Ford Motor company's $23.9 billion in 2011 eurozone sales represent about 18 percent of the company's $136.2 billion in total revenues. However, companies like McDonald's (MCD), Philip Morris (PM), and Apple (AAPL) have even more exposure. In the first quarter of 2012 McDonald's, Philip Morris, and Apple revenues from Europe represented 38%, 23%, and 23% of company revenues, respectively.

(click to enlarge)Select US Multinational Corporation Exposure to EuropeSource: The Mays Report

Taking a preliminary look at what second quarter GDP may look like, nominal personal consumption expenditures on both durable and non-durable goods were down in April and May, while expenditures on services rose 0.3 percent in both months.
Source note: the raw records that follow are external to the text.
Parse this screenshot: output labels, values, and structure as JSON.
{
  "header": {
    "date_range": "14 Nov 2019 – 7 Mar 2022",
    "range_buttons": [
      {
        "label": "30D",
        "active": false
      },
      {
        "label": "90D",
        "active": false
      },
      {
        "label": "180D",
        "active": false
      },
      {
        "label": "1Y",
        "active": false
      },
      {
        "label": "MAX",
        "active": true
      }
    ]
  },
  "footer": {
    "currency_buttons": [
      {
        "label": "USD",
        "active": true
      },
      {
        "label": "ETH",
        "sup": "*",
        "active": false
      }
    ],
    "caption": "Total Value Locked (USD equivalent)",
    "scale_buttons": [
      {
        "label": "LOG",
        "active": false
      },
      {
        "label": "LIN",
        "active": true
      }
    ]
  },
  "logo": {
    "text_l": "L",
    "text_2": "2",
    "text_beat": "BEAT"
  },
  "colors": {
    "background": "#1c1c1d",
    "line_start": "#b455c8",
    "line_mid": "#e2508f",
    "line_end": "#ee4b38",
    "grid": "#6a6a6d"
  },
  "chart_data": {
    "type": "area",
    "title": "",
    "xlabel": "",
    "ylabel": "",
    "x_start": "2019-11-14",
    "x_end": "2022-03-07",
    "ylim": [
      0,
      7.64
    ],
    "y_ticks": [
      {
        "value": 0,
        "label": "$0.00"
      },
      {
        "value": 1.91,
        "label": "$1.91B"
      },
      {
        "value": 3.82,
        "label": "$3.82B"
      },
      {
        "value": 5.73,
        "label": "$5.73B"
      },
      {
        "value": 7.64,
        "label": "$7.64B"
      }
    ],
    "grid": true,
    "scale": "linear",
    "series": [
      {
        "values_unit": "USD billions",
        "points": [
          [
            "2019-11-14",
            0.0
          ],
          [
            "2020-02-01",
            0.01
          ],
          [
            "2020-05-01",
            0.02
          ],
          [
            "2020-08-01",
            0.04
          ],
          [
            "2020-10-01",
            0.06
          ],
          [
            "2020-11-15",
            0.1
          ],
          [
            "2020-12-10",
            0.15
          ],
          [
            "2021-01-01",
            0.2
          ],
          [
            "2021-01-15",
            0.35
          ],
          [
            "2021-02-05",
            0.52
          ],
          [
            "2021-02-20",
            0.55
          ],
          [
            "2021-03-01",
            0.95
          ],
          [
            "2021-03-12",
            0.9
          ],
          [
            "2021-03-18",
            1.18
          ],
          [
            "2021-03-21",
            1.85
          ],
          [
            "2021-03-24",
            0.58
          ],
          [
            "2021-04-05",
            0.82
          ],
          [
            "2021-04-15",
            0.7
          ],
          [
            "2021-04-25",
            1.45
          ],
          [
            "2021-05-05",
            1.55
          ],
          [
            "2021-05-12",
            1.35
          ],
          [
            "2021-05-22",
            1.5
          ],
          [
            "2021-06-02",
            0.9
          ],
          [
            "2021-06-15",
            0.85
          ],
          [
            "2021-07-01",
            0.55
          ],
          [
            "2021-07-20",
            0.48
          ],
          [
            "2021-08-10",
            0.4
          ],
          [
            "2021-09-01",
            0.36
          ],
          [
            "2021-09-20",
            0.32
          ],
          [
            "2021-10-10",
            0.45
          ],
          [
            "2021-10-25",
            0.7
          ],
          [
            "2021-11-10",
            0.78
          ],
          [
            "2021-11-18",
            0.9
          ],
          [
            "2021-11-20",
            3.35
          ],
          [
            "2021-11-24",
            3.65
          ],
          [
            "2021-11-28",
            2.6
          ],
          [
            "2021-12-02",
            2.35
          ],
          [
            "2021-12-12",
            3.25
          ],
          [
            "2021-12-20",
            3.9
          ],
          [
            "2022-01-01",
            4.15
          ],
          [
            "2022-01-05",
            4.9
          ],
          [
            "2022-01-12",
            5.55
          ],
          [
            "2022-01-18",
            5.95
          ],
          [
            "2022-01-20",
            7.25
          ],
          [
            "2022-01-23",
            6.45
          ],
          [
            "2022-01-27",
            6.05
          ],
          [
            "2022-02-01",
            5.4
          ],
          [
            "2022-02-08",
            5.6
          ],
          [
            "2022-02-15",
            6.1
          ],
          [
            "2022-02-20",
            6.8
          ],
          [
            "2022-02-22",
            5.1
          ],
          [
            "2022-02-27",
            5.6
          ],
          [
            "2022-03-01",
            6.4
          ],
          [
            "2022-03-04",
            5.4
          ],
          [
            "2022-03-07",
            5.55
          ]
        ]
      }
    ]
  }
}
(click to enlarge)Nominal Personal Consumption Expenditures April - May 2012Source: The Mays Report

The annualized increase in real personal consumption over the first two months of the 2nd quarter equals about 1.0 percent. Given that consumption accounts for roughly 70 percent of U.S. gross domestic product, I estimate an even more anemic annual growth rate of roughly 1.5 percent during the 2nd quarter with a range of 1.3 to 1.7 percent. Consensus estimates are for about 2.0 percent growth. With the EUR/USD exchange rate averaging $1.2847 and heightened uncertainty in Europe during most of Q2, I expect the profits of U.S. multinationals to fall again.

Disclosure: I have no positions in any stocks mentioned, and no plans to initiate any positions within the next 72 hours.